“我爹的死,不能怪你。”
“噗!”听着这句话,楚天凛不禁喷出嘴里那口茶。
好在周紫芯没坐他对面,她面色平静地拿出手绢,想为他擦拭唇角的茶渍。
“我自己来!”他忙抢过手绢,胡乱抹了抹,瞪大双眼看她。“你知不知道你在说什么?你疯了?”
方才他拉着她又进客栈,打算好好地和她“谈一谈”,没想到周紫芯一开口就让他大吃一惊。
“我没疯。”她摇头,语气平静,“你卖那些毒物,的确不能掌握买毒者的用途,若是洪俊启他们没有谋财害命的念头,也不会去买毒,况且,就算当时他不向你买,也会向他人买,我爹——终究是会死。”
她双眸一黯,顿了顿,又说:“如果说卖者有罪,那么,每间药舖都卖砒霜,他们又怎么知道那些买砒霜的客人是买来毒老鼠用的还是毒人?所以,我爹的死不能怪你,要是没那些心怀不轨的歹人,你的毒也无法害人。”

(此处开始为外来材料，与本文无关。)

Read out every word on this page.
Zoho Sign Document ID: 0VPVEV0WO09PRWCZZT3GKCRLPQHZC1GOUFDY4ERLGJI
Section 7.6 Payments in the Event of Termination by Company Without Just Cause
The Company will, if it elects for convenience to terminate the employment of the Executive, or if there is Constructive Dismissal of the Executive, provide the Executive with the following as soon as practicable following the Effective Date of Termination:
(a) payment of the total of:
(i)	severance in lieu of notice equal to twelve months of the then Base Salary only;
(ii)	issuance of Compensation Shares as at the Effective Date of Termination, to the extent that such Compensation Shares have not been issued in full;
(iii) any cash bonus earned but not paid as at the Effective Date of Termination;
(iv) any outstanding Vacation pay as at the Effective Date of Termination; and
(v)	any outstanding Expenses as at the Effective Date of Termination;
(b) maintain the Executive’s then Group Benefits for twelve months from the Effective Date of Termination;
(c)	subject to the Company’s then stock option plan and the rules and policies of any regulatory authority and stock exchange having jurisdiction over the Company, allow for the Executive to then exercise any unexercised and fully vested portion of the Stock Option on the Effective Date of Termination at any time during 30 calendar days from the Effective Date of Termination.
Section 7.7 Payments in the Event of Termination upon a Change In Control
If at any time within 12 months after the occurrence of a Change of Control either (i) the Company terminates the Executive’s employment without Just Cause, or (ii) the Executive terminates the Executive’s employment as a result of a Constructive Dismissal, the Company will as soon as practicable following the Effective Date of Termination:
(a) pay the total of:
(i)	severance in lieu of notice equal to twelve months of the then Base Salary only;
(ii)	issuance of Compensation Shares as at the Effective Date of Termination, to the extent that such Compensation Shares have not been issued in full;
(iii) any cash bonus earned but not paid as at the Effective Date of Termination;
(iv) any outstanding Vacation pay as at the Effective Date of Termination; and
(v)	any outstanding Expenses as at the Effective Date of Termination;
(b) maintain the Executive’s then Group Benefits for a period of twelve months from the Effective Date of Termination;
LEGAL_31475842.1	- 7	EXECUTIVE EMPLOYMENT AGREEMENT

楚天凛薄唇张了又阖、阖了又张,好不容易才找回自己的声音回话。
“你——真觉得我没错?不是害死你爹的凶手?”见她又点头,他翻了白眼直想撞墙。
早知道她如此明理,他一路上就不需因为对她的愧疚而处处退让,而是该将她五花大绑直接运回繁城才对,才不会将自己搞得这么——愚蠢。
对!他蠢。
一路上他提心吊胆,不敢向她说明她爹和她身上中的毒是出自他手,就怕原本信赖、感激的心会在知情后,对他产生憎恨。
他一直不承认自己在意周紫芯,不承认受她吸引。
他也不想承认自己是因为害怕,怕她一得知他其实不是想像中的那位大恩人时,会对他避之唯恐不及、远远的逃离他。
好吧!现在他明白了,他只是不愿面对他对一个女人动心的事实,所以这一路上对她恶言相向、对她不怜惜,还用尽办法想将她赶离身旁——
但,在他以为她真的走了时,那股心痛及失落紧紧攫住他,即便他努力想表现自在,他也无法忍受没有她伴在身边的短短一个时辰,那简直就像一年那么久——
完了!他想他真的完了。
“我爹的死不怪你,但——我希望你别再贩卖毒物了,毕竟毒这种玩意若是落到坏人手上,对被害之人——和你,都不是件好事。”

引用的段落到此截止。